Physically, it became Avila's first pro mitt once he used it that summer at Class-A West Michigan. Less tangibly, it became part of the legacy Rodriguez left in Detroit.
"There won't be another catcher like him," Avila said of Rodriguez, whose retirement became official Thursday ahead a formal press conference next Monday in Texas. "He's probably as good as it's going to get as far as a catcher that can play defense back there and also hit. He's probably one of the best to play that position."
Rodriguez will announce his retirement with the Rangers, his original team, and he'll likely go into the Baseball Hall of Fame as a Ranger. To many in Michigan, however, he'll be remembered as the most important player in the Tigers' turnaround from 119 losses in 2003 to the World Series three years later.

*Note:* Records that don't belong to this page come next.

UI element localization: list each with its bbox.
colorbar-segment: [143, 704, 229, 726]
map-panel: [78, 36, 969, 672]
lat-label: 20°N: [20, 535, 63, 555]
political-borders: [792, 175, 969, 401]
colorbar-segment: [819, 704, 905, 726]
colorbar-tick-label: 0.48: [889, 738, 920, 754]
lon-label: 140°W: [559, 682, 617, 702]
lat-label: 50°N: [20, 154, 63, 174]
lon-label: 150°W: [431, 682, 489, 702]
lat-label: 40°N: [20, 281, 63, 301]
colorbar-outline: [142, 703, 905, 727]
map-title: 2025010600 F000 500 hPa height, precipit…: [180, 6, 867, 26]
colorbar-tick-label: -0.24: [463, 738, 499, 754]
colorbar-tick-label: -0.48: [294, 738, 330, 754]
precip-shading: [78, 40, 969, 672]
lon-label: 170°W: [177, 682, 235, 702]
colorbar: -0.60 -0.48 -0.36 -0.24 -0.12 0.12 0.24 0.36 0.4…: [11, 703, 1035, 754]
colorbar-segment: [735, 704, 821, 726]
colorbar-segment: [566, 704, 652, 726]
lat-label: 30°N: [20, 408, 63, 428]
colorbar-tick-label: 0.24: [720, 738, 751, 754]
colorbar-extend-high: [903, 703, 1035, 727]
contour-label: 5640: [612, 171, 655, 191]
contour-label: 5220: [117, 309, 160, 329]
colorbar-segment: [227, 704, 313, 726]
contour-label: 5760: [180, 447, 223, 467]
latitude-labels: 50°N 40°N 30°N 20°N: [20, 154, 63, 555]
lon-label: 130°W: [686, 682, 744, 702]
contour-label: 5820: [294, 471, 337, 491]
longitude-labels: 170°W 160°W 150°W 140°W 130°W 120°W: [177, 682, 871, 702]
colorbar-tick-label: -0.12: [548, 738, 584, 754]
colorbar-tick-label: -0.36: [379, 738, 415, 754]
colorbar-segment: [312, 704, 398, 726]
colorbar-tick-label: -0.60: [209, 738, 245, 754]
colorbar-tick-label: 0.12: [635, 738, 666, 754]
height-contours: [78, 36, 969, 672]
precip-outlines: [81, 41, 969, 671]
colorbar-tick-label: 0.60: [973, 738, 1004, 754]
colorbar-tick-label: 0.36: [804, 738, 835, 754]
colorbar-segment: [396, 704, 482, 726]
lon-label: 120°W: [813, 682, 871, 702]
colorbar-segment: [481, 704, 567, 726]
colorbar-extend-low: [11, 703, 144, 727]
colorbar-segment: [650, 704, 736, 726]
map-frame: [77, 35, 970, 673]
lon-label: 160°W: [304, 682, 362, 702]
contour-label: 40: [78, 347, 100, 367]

"Pudge did very well for us here," manager Jim Leyland said. "I think that was one of the real big impact signings, probably in the history of the Tigers, under the circumstances -- he and Magglio [Ordonez]. Things weren't going so well here. I think the signing of Pudge was probably one of the big signings because of the significance of the timing of it."
Miguel Cabrera was only a Tiger for the final year of Pudge's Tiger tenure, but was a teammate with Rodriguez as a 20-year-old rookie in Florida.
"He's one of the guys that told me a lot of things to help me play the game," Cabrera said. "I'm very thankful for him. He's one of the best guys to ever play the game. I always say thank you, because I played next to a Hall of Fame guy. I was a lucky guy to play with him."